La palabra tommutate viene de la mexicana ‘xictomatl’
Tomates y melones
El producto estrella de la huerta mutxamelera, el tomate, también ha ido exprimiendo su propia historia, cuyo origen nos lo da el etimológico de la propia palabra. La cosa viene del idioma náhuatl o mexicano: ‘xictomatl’, contracción de ‘xictli’ (ombligo), ‘tomohuac’ (gordura) y ‘atl’ (agua). Se introdujo en la Península a principios del XVI (1540 en Sevilla, afinan algunos historiadores).
No arribaba solo: le acompañaban el boniato, moniato, batata o papa dulce (‘Ipomoea batatas’), el maíz (‘Zea mays’) o la patata o papa (‘Solanum tuberosum’). No hay una fecha exacta para el arraigo como comestible de estos frutos que antes fueron plantas de adorno, pero el arranque huertano en las orillas mediterráneas españolas, francesas e italianas no llegó hasta el siglo XIX.
De origen árabe
¿Y el aceite? Los olivos (‘Olea europaea’), nuestras populares oliveras, vinieron en morral fenicio.

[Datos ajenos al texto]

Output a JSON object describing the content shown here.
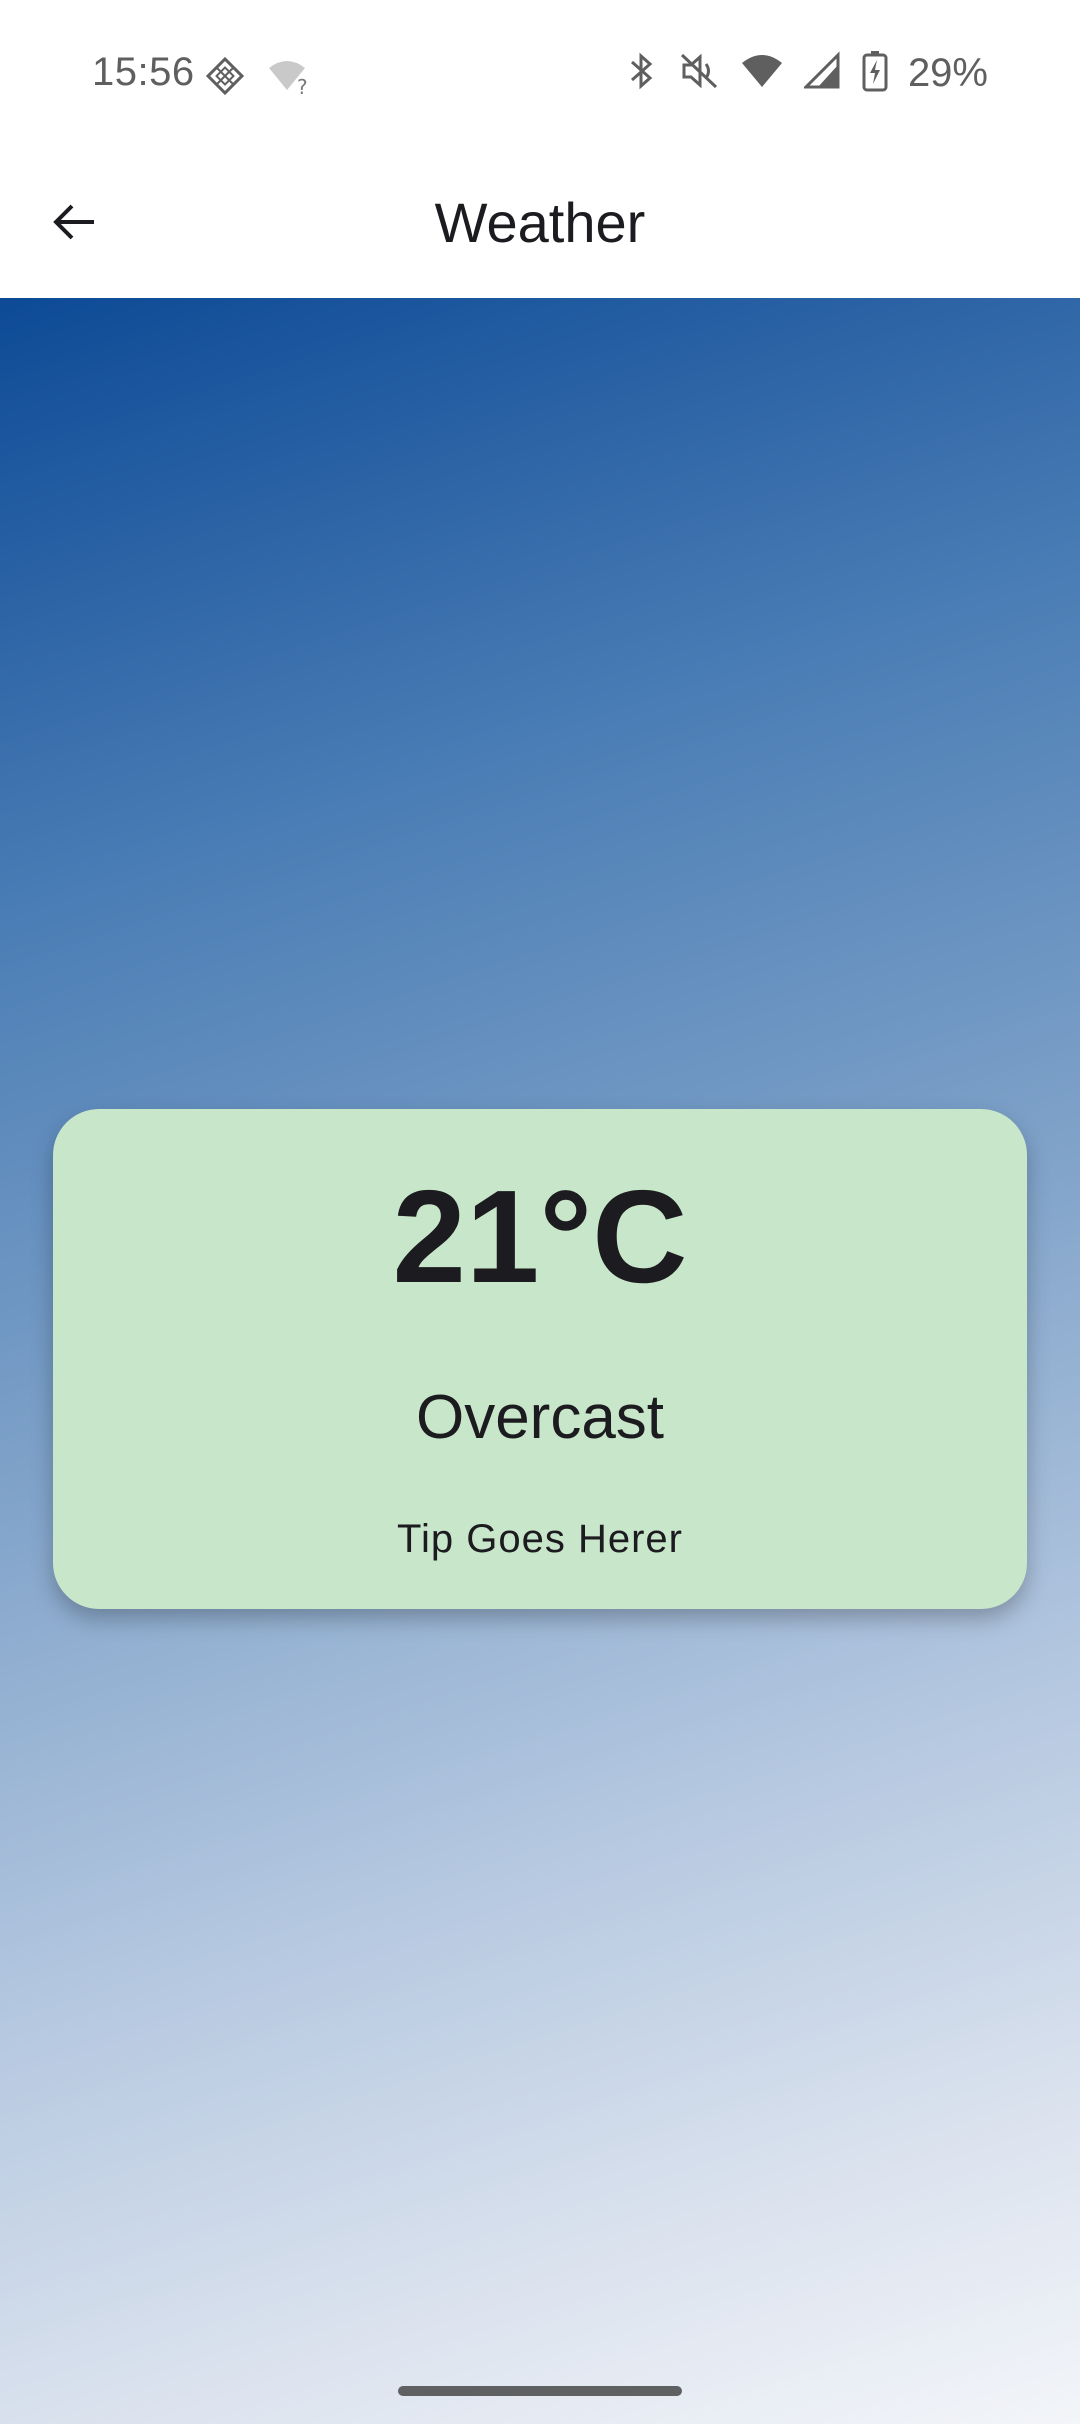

Este pueblo canaaneo (o cananeo, de Canaán, según la ‘Biblia’) arribó al cuero hispano hacia el 1100 a.C. para fundar la factoría de Gades (Cádiz). También traían palmeras datileras, alfabeto, acuñación de moneda, tornos alfareros. Estuvieron por estas tierras aproximadamente hasta el siglo VI a.C., y muchas de sus innovaciones fueron perfeccionadas por los árabes.
Estos llegaron en 711 y oficialmente se quedaron hasta 1492, con la reconquista de Granada. En realidad, lo que llegó sobre todo fue una cultura y una religión, el islam. Aunque en 1609 se expulsaba a los moriscos (musulmanes convertidos forzosamente al cristianismo, pese a que muchos de ellos continuaron practicando sus creencias a escondidas): la población era mayoritariamente la autóctona. No así sus inventos. La ‘almàssera’ o almácera (‘al-maʿṣara’, prensa), para sacarle el jugo a las olivas, fue cosa suya. Y aquí prendió.